I spent many weeks in classes to teach me and show me how to live happily. In my room, the doctors would bring me paper, pencils, and good food, like I never had before. I could draw and eat all I wanted. One day the doctor came in to see me and saw a drawing I had just done. He asked me if he could have it. I couldn't speak. In almost tears I said yes. A few days later he came back with another man in a nice suit. This man was college teacher at the Arts Institution of Houston. He told me that that drawings I made were better then some of the ones done by artists three times his age and wanted to have me tested for an IQ... They put me through a bunch of weird questions and then put me back in my room. A couple minutes later they came in and sat down. They said I was one of the smartest people they'd ever seen. I told them that I was fourteen and in the fith grade. They told me it didn't matter because I was smart in a different way. They also told me that because of my past that I could go to ninth grade. I had never been happier.
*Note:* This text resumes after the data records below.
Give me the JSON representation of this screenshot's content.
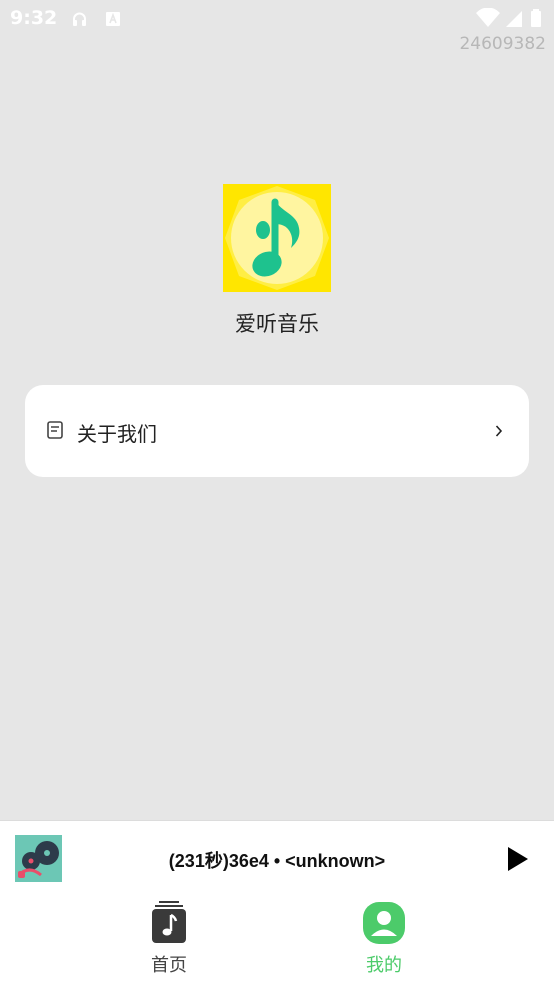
{
  "status_bar": {
    "time": "9:32",
    "icons_left": [
      "headphones-icon",
      "text-a-icon"
    ],
    "icons_right": [
      "wifi-icon",
      "cell-signal-icon",
      "battery-icon"
    ]
  },
  "build_id": "24609382",
  "app": {
    "name": "爱听音乐",
    "logo_icon": "music-note-icon",
    "logo_bg_color": "#ffe600",
    "logo_note_color": "#1ec28e"
  },
  "menu": {
    "items": [
      {
        "label": "关于我们",
        "icon": "document-icon",
        "chevron": "chevron-right-icon"
      }
    ]
  },
  "player": {
    "title": "(231秒)36e4 • <unknown>",
    "play_icon": "play-icon"
  },
  "tabs": [
    {
      "label": "首页",
      "icon": "music-library-icon",
      "active": false
    },
    {
      "label": "我的",
      "icon": "profile-icon",
      "active": true,
      "active_color": "#4ccb6a"
    }
  ]
}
I felt like all the problems in the past had all gone away and now I was a new person. All the things my father and mother told me, all that didn't matter cause a doctor told me I was smart. Its been ten years since then and now I run my own graphics company. I call it Fracture Graphics. I make alot of money and I have a beautiful wife and a little boy and girl. I make sure I tell them how much I love them every day and never let them go without.

My story is important I think because it shows that no matter what happens to you and no matter what your past. You can make your dreams come true.